According to “Broad City’s” female writers—also the main characters—Trump’s America is so dangerous and repressive that they could simply not #resist to profit from that narrative. “Broad City” is not only capitalizing on a never-ending supply of anti-Trump hysteria but also cultivating a humor where women are reduced to vaginas, burps, and farts. The inability or unwillingness to portray women as anything other than mindless sexual objects is again central to the show’s newest season, where the audience is introduced to “anorgasmia.” That’s a chronic condition where one member of the famous duo is unable to orgasm as a result of the new presidency. Ilana even goes off camera to justify these juvenile scenes, claiming they represent “the perfect resistance art.”
The Resistance Is Good Business
Meanwhile, to many of us stationed outside the gritty and overpriced coastal incubators, these so-called art forms have never felt more insincere and uninspiring. That’s especially so if you consider the rising sea of comedians, singers, models, authors, and other careerists exploiting the anti-Trump narrative to further their own egotistical and financial aspirations, all in chorus claiming to fight some sort of imaginary tyranny against women, minorities, and all other grievance groups.
Simply put, if your strategy now is to monetize perceived or real societal oppressions and victimhood, why did you overlook the quite extensive list of issues, often inside the very bubbles of NYC and alike, that existed long before Donald Trump swept the presidency? Are these issues simply more important because a conservative leader is now at the helm rather than their actual root causes? The new season effectively demonstrates the uneven nature of political activism increasingly common across the television and film industry.

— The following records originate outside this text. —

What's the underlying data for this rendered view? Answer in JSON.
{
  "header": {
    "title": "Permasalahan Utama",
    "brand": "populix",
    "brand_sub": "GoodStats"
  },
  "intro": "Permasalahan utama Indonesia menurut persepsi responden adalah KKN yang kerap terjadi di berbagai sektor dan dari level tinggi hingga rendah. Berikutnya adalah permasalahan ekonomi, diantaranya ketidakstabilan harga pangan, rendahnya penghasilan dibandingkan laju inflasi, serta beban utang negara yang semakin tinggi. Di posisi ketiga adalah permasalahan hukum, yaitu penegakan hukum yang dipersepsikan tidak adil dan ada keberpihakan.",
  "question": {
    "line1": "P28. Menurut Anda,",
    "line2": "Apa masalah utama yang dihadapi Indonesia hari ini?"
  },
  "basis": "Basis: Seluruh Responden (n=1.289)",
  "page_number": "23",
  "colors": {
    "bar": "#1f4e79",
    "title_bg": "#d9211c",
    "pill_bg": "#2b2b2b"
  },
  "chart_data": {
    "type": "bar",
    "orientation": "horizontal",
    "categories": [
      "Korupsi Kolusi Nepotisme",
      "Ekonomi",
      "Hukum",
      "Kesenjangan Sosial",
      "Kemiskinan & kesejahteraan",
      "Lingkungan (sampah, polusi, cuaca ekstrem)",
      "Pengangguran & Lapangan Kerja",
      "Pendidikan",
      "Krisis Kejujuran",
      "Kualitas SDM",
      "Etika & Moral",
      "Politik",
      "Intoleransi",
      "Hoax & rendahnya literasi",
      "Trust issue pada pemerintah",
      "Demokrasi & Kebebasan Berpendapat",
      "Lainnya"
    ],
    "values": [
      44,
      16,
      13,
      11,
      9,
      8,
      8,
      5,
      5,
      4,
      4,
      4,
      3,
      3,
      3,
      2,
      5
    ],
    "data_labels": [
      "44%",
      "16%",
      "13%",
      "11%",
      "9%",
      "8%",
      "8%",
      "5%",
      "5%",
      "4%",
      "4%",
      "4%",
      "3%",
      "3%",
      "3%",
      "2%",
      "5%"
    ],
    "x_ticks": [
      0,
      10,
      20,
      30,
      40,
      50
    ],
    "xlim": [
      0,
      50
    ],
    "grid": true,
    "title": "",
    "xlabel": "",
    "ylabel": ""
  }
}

“Broad City” also effortlessly displays the homogeneity of what an ideal progressive society would look like. Overtly sexualized, consistently intoxicated, and completely carefree are the hive-minded youth whom “Broad City” so vividly attempts to popularize. This one-dimensional and excessively decadent approach to modern entertainment is truly concerning. Rabid intolerance and hatred towards any opposing view is camouflaged with “tolerance,” “openness,” and “love.” Virtue signaling, sanctimonious lecturing, and temper tantrums are the foundations of a newly emerging TV genre in Trump’s America.